По переулкам памяти, Vч

Александр Самунджан
          Средство от комлексов и неудачное свидание

     В школе, да и на первых курсах института я был застенчивым, не очень общительным и сероватым парнем, поэтому с девушками у меня не очень складывалось. Мой друг Лёнька, когда прочитает эту фразу, очень удивится: «Это ты-то был малообщительным?! Это у тебя-то не складывалось?!».
 
     Да, по сравнению с ним я был даже слишком общительным: у меня были и школьные друзья-приятели, и институтские, а ещё из спортивных секций и пионерских лагерей. А насчёт девушек Лёнька судил по моим устным сочинениям. Так как приятелей было много, то и «любовей» и приключений, о которых они с удовольствием рассказывали, вполне хватало. А я отбирал лучшие, приукрашивал, присваивал и – Лёньке. Хоть истории мои и были вполне целомудренными, он готов был слушать часами. И на даче, и на встречах родственников (мы были друг другу – вроде седьмой воды на киселе), и на наших прогулках по городу.
     Не поверит Лёнька и про мою тогдашнюю робость. Но она таки была: я совершенно терялся с малознакомыми девушками.
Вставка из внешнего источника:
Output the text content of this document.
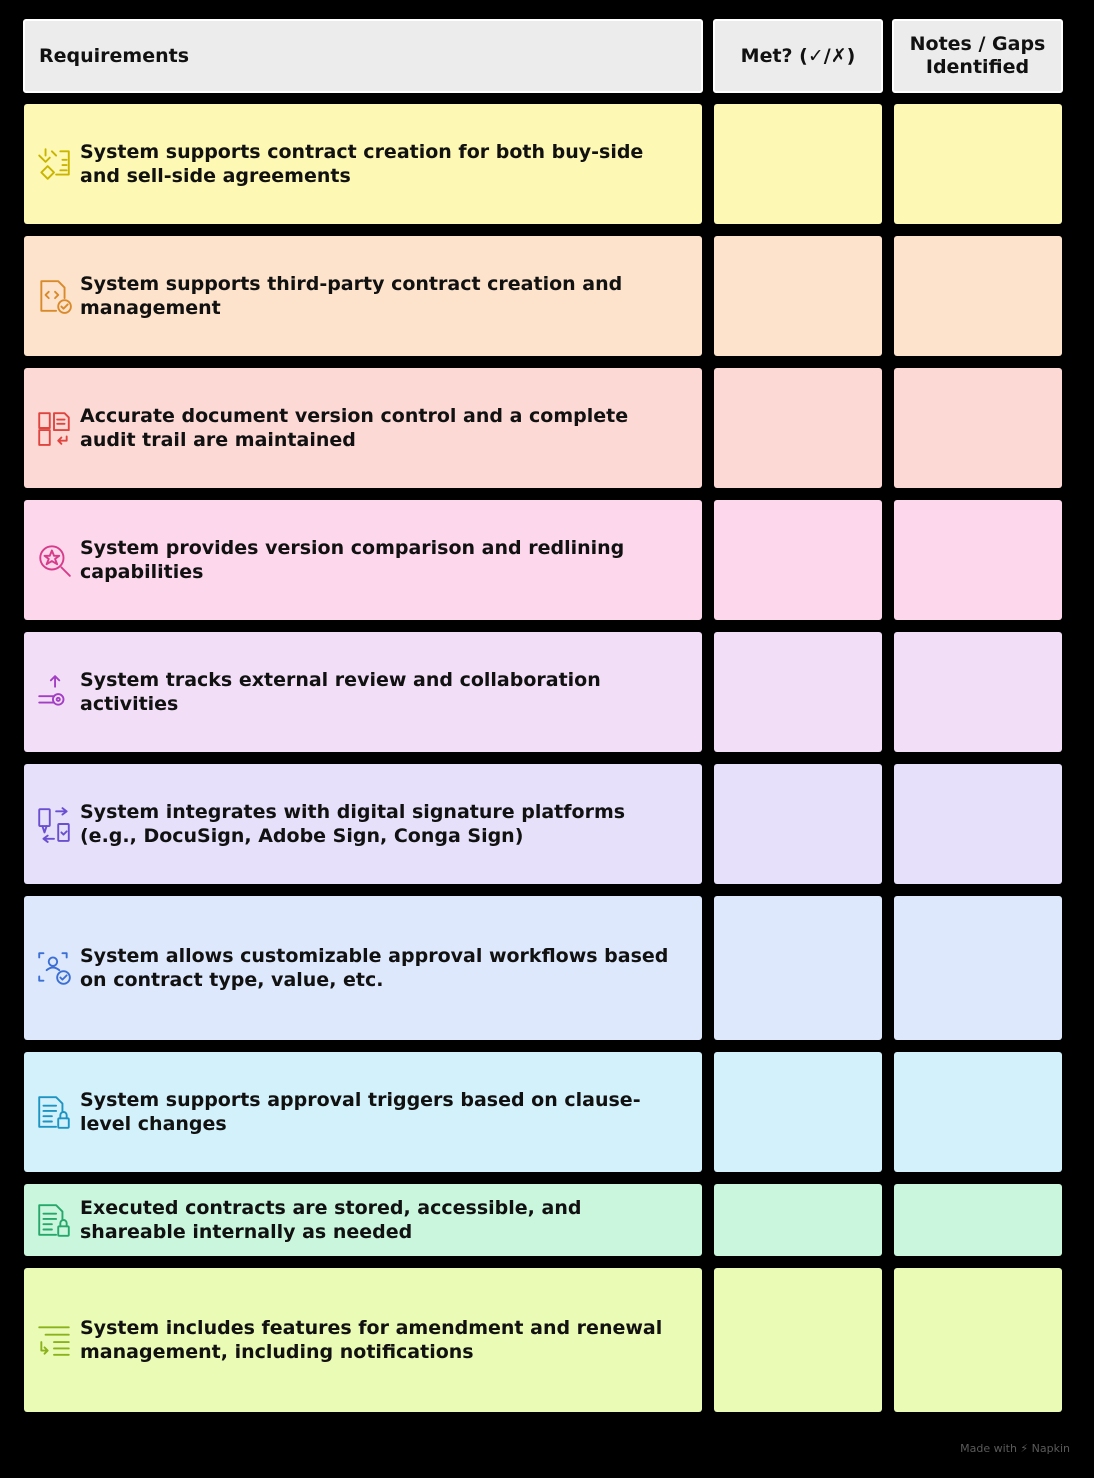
Requirements	Met? (✓/✗)
Notes / Gaps
Identified
System supports contract creation for both buy-side and sell-side agreements
System supports third-party contract creation and management
Accurate document version control and a complete audit trail are maintained
System provides version comparison and redlining capabilities
System tracks external review and collaboration activities
System integrates with digital signature platforms (e.g., DocuSign, Adobe Sign, Conga Sign)
System allows customizable approval workflows based on contract type, value, etc.
System supports approval triggers based on clause-level changes
Executed contracts are stored, accessible, and shareable internally as needed
System includes features for amendment and renewal management, including notifications
Made with ⚡ Napkin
Комплексовал  и из-за внешности, и из-за одежды, и ничем себя не проявлял.
 
     Средство борьбы с комплексами я для себя открыл ещё в пионерском лагере: мы с ребятами перед танцами втихаря выпивали по стаканчику вина. Но, по-настоящему, я ощутил, как действуют на меня крепкие напитки на первом курсе института, когда, поддавшись на уговоры Дани, влил в себя полстакана водки, и сумел её удержать.
      В считанные минуты я совершенно переменился. Это был какой-то другой я, раскрепощённый, очень живой и задорный. В компании, где я почти никого не знал (Даня при встрече затащил меня на гулянку к приятелю, с которым мы были едва знакомы), я так разошёлся, что все смотрели только на меня, слушали только меня. Рот у меня не закрывался: весёлые истории и остроты сыпались одна за другой. А ещё я показывал пантомимы. Кролика, крокодила и однорукого музыканта (глупейшая и неприличная пантомима). Моё вдруг прорвавшееся красноречие и кураж подкреплялись тем, что я ловил на себе благосклонные взгляды классных девчонок. А ещё оказалось, что я очень даже неплохо танцую: у меня и, правда, получалось лучше, чем всегда.

      Наверное, со всеми так бывает, когда выпьешь в меру. Эх, уметь бы вовремя остановиться и остаться в этом замечательном состоянии, но как не выпьешь, если все тянутся с тобой чокнуться, и тебе кажется, что ты всё можешь, а значит и выпить тоже. И мера, как небольшой порожек, незаметно переступается, и шутки становятся всё более плоскими, язык начинает заплетаться, а улыбка из задорной превращается в идиотскую.       
       Хорошо, если пьют все, и не замечают этих переходов. Беда трезвому человеку оказаться в пьяной компании, можно навсегда отбить себе охоту к спиртному, да и в людях - разочароваться.
       Увы, не все, перебрав, резвятся, куражатся, а потом безобидно глупеют. Одни вдруг начинают говорить гадости всем и про всех, другие учиняют «разборки», ну, а есть и те, кто просто превращается в скотину. Причём происходит это и с вполне приличными людьми.
       Потом я много раз ещё вот также блесну, как на этой вечеринке. Но намного больше раз, предстану в неприглядном виде, а то и просто оскандалюсь.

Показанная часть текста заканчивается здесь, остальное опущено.